2. The rising of the chart as it moves towards the purple is also indicating a bias towards the purple end.
3. The use of "purely positive" for the red end, while avoiding terms like "aversive", etc at the purple end, is again biased. It is stressing training method limitations used at the red end while evading the extreme training methods used at the purple end.
4. The descriptors are misleading and biased. They suggest that those towards the red end train using only one method (giving treats) for all dogs in all circumstances while those towards the purple end are "training the dog in front of them" and are more willing to adjust their methods. That suggestion is completely untrue as there are trainers on the purple end use one method (punishment) for all dogs in all circumstances while there are trainers on the red end who will adjust their methods for a specific dog in a specific circumstance.

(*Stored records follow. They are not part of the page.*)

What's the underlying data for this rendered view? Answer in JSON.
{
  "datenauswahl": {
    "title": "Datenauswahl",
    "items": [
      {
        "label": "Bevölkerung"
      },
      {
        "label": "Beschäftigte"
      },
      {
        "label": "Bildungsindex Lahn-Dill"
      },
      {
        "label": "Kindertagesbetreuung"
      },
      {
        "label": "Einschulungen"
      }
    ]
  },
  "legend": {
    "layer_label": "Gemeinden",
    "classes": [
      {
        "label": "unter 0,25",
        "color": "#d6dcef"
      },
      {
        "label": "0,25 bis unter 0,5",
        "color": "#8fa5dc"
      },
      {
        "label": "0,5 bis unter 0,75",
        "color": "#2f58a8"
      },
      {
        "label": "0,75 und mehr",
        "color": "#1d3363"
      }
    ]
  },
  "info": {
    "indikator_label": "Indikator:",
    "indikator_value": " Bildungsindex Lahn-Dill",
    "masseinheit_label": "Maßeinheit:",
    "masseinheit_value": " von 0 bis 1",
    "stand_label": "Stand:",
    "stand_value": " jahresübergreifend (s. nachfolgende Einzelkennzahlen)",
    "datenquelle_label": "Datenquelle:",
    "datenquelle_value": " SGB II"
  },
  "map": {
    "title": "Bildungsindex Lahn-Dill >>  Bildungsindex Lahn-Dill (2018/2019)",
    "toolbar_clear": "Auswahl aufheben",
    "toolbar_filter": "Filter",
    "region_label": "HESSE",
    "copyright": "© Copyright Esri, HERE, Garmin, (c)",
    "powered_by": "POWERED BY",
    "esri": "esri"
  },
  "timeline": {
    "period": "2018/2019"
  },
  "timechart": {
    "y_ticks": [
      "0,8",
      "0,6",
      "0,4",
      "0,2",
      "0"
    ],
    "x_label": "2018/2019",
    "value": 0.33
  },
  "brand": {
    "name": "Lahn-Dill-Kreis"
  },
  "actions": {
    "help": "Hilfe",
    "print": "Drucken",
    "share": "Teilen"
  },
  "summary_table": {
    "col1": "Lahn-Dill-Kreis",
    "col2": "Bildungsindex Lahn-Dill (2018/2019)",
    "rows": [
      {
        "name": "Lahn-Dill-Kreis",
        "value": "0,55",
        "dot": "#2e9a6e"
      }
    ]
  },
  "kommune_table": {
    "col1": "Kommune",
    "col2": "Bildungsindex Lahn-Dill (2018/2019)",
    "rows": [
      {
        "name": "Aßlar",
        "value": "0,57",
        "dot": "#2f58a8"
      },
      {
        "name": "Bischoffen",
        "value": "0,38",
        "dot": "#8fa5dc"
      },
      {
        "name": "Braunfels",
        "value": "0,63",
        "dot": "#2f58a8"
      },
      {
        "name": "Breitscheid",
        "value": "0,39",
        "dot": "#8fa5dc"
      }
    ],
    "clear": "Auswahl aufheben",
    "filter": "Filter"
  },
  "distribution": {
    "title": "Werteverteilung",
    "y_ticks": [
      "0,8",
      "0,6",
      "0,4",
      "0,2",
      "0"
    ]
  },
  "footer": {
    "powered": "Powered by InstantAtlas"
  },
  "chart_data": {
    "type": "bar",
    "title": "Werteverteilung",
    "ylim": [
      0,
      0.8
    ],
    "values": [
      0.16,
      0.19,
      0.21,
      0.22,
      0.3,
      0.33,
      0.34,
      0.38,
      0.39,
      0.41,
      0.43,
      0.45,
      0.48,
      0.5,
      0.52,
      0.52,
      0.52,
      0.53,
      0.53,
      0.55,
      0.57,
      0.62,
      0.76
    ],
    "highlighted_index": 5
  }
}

5. While the paragraph below the spectrum indicates that the color you identify with is based on the tools you use, no where does it really indicate what tools fit with what color. Instead it clumps all tools (clickers, flat collars, harnesses, prong collars, e-collars, leashes, etc) together as if they are all equal. The only tool it singles out is treat rewarding. And that is done in a biased manner (see points above).
6. It fails to incorporate all the other aspects of training such as counter conditioning, resolving issues underlying unwanted/inappropriate behaviors,, setting up for success, praise, etc.
In the end, I think it is a passive aggressive justification for those who consider themselves in the green and blue sections. It dismisses those n the yellow to red sections as emotional, limited, and less than desirable. While it singles out the purple as purely negative, it puts all other corrections and punishments in the "good" green and blue sections. And, just like the term "balanced trainer", it suggests that using aversive tools like prong collars and e-collars is good as long as you also reward good behavior regardless of how much of either you actually utilize on a regular basis.